Мне эту мечту, этот каприз нести
до самого края, во все возможные выходы.

Что это будет – награда ли циррозная,
внезапная кода мерного уца-туца,
а, может быть, ночью выйду курить по морозу, и,
стараниями шпаны, позабуду вернуться.

Когда это будет – сегодня или завтра,
а, может, случилось, а я экспонатом оставлен,
и солнечный свет оттеняю носато
от тех, кто дышит с вами одним небесным составом.

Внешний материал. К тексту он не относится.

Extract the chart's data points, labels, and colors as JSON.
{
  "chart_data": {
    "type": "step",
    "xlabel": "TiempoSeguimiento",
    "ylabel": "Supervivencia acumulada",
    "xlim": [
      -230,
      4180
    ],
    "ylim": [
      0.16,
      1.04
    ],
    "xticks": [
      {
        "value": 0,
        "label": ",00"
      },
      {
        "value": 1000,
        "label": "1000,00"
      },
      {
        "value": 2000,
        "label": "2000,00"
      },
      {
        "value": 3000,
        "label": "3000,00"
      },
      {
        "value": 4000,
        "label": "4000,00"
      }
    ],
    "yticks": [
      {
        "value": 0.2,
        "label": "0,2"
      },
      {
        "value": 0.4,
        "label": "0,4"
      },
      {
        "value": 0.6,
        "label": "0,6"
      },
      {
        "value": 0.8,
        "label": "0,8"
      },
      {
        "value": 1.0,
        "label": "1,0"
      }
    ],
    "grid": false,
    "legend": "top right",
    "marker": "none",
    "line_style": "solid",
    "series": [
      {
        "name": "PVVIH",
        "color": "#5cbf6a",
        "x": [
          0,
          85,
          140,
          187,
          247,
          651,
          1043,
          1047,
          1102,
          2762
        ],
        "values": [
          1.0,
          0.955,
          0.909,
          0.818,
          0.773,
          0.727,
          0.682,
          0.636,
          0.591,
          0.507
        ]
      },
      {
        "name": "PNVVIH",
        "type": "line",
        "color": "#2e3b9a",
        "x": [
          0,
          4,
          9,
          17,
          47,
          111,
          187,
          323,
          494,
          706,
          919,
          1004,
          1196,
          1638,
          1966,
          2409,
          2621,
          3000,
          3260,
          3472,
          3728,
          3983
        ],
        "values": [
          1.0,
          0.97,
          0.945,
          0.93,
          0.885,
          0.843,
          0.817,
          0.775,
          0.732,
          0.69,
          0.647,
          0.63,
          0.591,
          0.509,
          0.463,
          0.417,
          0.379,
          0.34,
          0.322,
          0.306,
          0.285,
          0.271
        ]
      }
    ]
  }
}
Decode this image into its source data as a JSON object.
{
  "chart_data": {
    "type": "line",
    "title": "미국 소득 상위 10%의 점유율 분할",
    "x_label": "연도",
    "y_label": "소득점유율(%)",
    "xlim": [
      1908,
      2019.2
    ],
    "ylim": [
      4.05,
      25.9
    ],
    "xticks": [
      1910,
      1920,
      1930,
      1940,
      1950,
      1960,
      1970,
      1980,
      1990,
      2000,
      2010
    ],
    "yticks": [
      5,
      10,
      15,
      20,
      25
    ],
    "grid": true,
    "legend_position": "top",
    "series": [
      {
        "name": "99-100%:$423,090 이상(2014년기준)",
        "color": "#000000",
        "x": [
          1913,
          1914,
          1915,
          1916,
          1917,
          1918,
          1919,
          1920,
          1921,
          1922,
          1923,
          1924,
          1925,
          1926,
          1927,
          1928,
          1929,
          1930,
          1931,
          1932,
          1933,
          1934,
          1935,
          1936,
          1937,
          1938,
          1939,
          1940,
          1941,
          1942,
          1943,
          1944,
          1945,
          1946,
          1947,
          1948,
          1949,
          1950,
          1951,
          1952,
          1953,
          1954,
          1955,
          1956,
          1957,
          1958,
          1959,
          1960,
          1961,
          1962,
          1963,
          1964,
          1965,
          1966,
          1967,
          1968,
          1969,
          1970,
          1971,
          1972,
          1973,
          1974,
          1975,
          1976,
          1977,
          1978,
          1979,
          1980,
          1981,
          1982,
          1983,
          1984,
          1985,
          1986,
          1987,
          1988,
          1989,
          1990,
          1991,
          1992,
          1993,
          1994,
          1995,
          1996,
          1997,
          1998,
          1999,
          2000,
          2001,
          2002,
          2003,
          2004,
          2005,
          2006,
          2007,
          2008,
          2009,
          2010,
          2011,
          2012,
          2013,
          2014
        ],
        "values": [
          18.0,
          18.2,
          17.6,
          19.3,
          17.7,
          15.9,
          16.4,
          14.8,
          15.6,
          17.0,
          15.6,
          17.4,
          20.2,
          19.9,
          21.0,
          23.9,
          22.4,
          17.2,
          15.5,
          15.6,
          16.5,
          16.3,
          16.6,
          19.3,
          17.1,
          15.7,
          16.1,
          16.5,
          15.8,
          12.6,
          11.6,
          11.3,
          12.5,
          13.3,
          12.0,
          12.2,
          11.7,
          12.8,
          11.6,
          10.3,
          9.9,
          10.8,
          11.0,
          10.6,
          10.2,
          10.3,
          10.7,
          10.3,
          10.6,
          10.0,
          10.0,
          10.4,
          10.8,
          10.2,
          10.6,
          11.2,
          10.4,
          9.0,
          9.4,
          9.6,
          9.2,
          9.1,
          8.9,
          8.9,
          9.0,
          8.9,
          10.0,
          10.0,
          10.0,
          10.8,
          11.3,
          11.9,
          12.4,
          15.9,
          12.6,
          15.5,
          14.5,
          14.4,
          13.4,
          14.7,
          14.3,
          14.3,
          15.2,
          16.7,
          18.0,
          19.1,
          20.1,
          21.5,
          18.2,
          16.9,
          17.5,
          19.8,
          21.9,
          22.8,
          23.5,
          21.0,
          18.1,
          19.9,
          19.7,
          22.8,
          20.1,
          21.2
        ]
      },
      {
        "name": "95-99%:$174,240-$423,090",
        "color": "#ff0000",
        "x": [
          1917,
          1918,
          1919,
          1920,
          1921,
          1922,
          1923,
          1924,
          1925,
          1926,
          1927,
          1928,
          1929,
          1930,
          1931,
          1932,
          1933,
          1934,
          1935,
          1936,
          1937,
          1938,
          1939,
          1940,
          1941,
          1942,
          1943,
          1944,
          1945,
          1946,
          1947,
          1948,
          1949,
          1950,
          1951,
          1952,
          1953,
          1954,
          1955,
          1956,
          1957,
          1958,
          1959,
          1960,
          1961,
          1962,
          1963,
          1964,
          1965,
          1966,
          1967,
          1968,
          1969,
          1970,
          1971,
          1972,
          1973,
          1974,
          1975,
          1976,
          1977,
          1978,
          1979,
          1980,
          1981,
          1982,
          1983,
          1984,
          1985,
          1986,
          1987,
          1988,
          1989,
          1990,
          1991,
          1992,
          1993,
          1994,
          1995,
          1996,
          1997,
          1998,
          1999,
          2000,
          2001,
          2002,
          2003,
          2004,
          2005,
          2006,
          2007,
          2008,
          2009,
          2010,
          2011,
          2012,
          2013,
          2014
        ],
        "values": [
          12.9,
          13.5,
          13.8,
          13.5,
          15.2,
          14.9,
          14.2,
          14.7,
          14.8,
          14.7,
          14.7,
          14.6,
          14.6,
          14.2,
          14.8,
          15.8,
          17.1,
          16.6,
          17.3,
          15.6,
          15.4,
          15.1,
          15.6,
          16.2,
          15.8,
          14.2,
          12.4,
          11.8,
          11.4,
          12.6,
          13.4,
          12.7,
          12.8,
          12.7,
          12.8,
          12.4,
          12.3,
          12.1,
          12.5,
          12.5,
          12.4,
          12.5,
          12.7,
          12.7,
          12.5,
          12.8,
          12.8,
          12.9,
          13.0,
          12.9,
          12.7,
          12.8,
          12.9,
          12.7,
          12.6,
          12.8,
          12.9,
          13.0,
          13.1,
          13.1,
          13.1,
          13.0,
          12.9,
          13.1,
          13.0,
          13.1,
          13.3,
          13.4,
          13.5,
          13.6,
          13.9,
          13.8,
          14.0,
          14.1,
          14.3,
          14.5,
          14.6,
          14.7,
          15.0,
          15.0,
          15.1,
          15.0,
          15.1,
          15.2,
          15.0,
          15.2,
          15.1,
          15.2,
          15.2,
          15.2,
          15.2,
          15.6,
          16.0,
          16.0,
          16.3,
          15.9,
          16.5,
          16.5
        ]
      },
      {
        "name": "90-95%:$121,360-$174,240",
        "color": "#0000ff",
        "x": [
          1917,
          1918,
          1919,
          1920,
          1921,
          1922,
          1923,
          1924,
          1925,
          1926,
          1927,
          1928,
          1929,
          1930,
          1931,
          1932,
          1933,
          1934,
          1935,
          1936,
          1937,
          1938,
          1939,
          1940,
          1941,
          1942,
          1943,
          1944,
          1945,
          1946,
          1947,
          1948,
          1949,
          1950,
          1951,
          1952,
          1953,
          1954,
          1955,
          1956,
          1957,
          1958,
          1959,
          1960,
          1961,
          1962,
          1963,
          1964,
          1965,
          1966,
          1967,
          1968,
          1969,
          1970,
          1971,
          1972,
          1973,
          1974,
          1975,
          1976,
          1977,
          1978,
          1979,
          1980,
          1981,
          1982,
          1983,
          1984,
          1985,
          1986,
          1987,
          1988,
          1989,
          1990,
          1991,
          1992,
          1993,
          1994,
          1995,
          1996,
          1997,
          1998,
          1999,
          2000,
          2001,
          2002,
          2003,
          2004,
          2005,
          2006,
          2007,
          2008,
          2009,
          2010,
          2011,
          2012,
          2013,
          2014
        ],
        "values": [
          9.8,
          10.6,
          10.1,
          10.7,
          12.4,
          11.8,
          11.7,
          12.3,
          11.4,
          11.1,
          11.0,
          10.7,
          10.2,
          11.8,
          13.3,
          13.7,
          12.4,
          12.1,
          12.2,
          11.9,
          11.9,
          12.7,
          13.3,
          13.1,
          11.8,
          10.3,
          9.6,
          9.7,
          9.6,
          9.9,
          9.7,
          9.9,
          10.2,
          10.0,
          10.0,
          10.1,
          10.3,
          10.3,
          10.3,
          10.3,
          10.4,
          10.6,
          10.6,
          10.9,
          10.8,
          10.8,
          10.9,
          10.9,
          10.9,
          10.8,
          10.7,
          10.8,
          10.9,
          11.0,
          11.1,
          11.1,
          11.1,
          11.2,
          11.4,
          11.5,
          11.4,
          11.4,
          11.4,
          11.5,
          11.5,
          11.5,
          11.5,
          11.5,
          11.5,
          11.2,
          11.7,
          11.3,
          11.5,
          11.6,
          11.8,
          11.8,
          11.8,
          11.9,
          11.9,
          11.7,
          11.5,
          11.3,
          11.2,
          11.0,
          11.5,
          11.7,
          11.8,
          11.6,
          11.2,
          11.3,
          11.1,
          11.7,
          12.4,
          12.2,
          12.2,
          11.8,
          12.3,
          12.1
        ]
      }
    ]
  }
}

Вы не упрекнёте меня в безумии –
впрочем, у вас безупречное воспитаньице,
тем более, эту тираду несу не я,
а тот, кто после меня останется.

Ведь, как ни травись базарными опятами,
ванной метила и смолами сигаретными –
не унести в могилу необъятное,
не забросать Везувий кубометрами.

Там, где пока тук-тук, зияет рытвина,
время её овражит, а не рубцует.
Но это письмо лишь для того нарыдано,
чтоб не звучали вы далее, более, всуе.

В этой ли банке с крышкою залюстренной,
там ли, за дверью, где солнце – такая же милость,
я, по старинке тыкая, молюсь тебе,
чтобы спасла-сохранила-забылась.

Это письмо – попытка выкрутить, выжать и
выкрасить бледный вид хотя бы спереди.
Вы до того, как прочтёте, услышите,
вы до того, как поймёте, поверите –

я так хочу.

2
Темноту выгребает дворница.
Чайник, носатый близнец, завывает о чайнице.
Утро бежит, кукуется и диньдонится
каждые пять минут, а зима не кончается.

Снова неделя до марта, полгода до плюса,
и ледяные ОМОНовские глазницы.
Этой зимой Наполеон проснулся,
чтобы сорвать эполеты и застрелиться.

Я спасаю чайник – чик,
лопачу залежи
непропиваемой памяти, и вспоминаю,
что в пятом году зима была такая же –
от Рождества до самого Первомая.

И так же хлестала метель, и тянули гирево
полтонны поддёвок, и настом пилило колени,
когда язык впервые довёл до Киева
и там онемел, прикушенный удивлением.

Я трогал Киев руками – он отвечал.
Я помнил каждое дерево, каждое имя.
Я жил в нём ещё до начала начал,
до первого крика, до ножниц на пуповине.

Я знал на Подоле каждую тропу,
я был у себя.
И в том ли вина моя, Боже,
что в пятом году, без исповеди попу,
я понял, что смерти нет, и быть не может.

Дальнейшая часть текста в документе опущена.